偽る脳力45 地獄は自業自得の苦しみ

浄土真宗には地獄は存在しないのですが、地獄があるとしたら、それは生きている現世に存在していることになります。親鸞聖人の教えの中に「じごく」という言葉は出てこないわけではなくて、別の感じで書かれています。それは「自業苦」です。

これは前に書いたことの繰り返しになりますが、自業自得の自業で、自分が行ってきたことによって苦しむのは「自業苦」だとされています。これは何も悪いことや失敗をしたことを指しているだけではなく、自ら行ったことが結果として現れているということで、よいことをしても苦しむことがあります。

よい生活をしている人が今の生活を崩したくない、もっとよい生活をしたいと望み、それがかなえられないこと、思ったよりも歩みが鈍いことを苦しみのように感じることがあります。
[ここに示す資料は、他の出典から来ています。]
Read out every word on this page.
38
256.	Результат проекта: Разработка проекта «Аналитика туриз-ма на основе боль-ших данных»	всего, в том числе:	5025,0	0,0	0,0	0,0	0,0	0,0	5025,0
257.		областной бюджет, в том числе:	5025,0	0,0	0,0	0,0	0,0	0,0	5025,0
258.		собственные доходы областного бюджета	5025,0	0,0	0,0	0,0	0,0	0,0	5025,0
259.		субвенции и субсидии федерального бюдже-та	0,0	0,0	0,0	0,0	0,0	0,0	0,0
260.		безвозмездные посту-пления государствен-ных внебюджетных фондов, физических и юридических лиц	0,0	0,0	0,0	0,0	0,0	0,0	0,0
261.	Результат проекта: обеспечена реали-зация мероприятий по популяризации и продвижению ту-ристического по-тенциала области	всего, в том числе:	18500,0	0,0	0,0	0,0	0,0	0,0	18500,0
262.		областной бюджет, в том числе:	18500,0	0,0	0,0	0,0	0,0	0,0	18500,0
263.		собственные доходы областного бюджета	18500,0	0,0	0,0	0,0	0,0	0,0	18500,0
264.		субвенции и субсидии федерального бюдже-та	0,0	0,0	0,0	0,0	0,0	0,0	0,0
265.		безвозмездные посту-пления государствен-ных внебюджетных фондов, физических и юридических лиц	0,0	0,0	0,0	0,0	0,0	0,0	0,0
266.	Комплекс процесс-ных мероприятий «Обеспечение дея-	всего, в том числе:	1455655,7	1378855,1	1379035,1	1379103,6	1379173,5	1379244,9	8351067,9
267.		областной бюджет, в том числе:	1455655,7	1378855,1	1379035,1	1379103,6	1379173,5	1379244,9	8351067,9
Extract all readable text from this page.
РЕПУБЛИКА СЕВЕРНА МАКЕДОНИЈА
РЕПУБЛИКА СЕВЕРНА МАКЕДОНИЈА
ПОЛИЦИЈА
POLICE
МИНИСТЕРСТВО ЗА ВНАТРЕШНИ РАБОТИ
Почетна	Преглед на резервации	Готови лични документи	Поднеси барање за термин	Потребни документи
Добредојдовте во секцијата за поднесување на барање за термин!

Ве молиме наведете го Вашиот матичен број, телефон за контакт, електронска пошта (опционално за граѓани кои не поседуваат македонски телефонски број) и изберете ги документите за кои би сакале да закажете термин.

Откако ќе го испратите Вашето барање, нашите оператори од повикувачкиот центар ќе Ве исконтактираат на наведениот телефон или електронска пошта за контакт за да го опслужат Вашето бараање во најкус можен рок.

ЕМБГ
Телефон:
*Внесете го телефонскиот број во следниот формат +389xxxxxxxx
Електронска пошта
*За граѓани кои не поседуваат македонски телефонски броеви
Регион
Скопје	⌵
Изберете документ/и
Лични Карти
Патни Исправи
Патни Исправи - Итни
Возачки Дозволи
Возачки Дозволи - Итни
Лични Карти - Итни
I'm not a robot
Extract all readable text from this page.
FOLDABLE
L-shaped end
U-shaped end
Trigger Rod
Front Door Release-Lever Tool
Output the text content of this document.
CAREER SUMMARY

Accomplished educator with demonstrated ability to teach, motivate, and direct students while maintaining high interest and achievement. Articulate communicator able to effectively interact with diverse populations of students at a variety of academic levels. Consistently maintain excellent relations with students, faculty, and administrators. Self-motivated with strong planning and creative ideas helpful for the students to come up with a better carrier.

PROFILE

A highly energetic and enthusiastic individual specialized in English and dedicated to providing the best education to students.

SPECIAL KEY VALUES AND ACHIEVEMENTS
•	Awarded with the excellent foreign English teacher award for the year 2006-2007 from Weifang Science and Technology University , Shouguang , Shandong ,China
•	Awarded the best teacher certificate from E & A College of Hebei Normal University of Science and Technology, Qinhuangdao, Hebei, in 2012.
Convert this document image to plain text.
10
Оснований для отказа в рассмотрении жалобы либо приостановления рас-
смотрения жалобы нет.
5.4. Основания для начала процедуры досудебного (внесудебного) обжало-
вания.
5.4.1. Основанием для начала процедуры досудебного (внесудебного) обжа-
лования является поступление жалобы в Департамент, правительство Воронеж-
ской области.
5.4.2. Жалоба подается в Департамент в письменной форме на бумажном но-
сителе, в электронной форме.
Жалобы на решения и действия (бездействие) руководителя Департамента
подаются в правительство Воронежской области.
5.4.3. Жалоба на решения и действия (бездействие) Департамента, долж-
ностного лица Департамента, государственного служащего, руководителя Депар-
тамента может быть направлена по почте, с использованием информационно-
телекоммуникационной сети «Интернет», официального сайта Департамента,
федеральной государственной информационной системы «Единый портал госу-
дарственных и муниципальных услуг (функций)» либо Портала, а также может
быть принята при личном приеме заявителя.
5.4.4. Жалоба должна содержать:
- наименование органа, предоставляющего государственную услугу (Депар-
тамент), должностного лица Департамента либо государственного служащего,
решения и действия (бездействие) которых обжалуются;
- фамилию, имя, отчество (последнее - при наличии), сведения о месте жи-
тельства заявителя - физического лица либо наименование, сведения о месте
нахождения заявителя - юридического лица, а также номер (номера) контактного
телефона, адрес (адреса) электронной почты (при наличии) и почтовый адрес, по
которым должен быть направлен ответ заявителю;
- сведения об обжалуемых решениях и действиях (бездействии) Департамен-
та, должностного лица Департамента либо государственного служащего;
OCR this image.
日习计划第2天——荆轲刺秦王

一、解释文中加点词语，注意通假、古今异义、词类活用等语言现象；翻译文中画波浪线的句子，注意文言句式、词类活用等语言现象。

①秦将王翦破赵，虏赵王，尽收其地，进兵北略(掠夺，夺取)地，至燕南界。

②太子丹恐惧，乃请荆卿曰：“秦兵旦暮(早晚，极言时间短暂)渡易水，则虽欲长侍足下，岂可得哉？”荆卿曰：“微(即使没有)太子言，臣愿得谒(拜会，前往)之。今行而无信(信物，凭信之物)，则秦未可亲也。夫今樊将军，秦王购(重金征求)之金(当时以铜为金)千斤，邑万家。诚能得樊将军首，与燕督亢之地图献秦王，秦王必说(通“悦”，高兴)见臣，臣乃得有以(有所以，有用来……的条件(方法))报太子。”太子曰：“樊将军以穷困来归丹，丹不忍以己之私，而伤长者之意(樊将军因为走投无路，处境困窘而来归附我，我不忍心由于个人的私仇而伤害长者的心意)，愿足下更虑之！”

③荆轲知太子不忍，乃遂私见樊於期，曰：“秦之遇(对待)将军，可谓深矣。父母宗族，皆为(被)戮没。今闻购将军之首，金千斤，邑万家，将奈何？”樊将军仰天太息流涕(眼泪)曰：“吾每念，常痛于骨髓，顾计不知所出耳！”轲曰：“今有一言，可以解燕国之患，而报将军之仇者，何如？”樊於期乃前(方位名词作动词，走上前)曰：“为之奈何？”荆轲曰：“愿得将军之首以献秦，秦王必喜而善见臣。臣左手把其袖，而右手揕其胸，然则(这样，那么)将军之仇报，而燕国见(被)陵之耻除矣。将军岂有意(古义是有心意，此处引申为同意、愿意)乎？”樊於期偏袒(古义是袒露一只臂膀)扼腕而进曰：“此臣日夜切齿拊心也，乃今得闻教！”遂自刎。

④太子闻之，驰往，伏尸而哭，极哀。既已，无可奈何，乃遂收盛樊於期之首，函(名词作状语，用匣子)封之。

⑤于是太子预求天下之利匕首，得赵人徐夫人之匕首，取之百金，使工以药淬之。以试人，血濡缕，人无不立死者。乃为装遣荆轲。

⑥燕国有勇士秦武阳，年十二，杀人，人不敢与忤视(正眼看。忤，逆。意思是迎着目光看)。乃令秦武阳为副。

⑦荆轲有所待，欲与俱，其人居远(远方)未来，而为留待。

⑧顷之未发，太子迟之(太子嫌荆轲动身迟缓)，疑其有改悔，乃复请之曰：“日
これも自業苦となります。

この苦しみを、楽に変える生活ができれば、業の苦が楽になるということで「業苦楽」(ごくらく)となります。自業苦がなければ業苦楽もない、つまり苦しみを感じて自分を変えることができた人は、すべて極楽に行ける極楽往生という発想です。

しかし、誰でも極楽に行ける、念仏を唱えるだけで極楽に行けるということではありません。阿弥陀如来に信心をすることで極楽に行くことができるということです。そのために地獄という概念がないので、一生懸命に信心しないと「地獄に落ちる」ということもありません。地獄に落ちたくなければ善行を積めばよい、と言って苦行や、苦行がわりの金品を求めるということもありません。

亡くなった人の魂は、この世に残っているわけではないので、お墓は祖先を偲ぶ場であって、そこで祈りを捧げると魂が現世に戻ってくることもありません。お盆は他宗では迎え火と送り火が行われますが、浄土真宗では送り火も迎え火もなく、お盆に行われていることも他宗と比較するまでは知りませんでした。お盆に墓参りをすることはあっても、これも故人や祖先を偲ぶために行くだけです。

現世で業苦楽(極楽)を感じることができれば、亡くなったときに即座に自動的に極楽浄土に行けるわけで、閻魔大王のお裁きを受けることもない、そもそも裁判が行われる冥土に行くこともないわけです。

自業苦を経験しなければ業苦楽もないということであれば、「苦しむことは修行のうち」と考えられることもあります。これにも異論があって、浄土真宗では苦行も坐禅もありません。

「自業苦」を経験しなければ絶対に極楽に行くことがないということではなくて、「自業苦」を感じた人であっても極楽に行くことができるということですが、この説明は他宗の方には理解しにくいことのようです。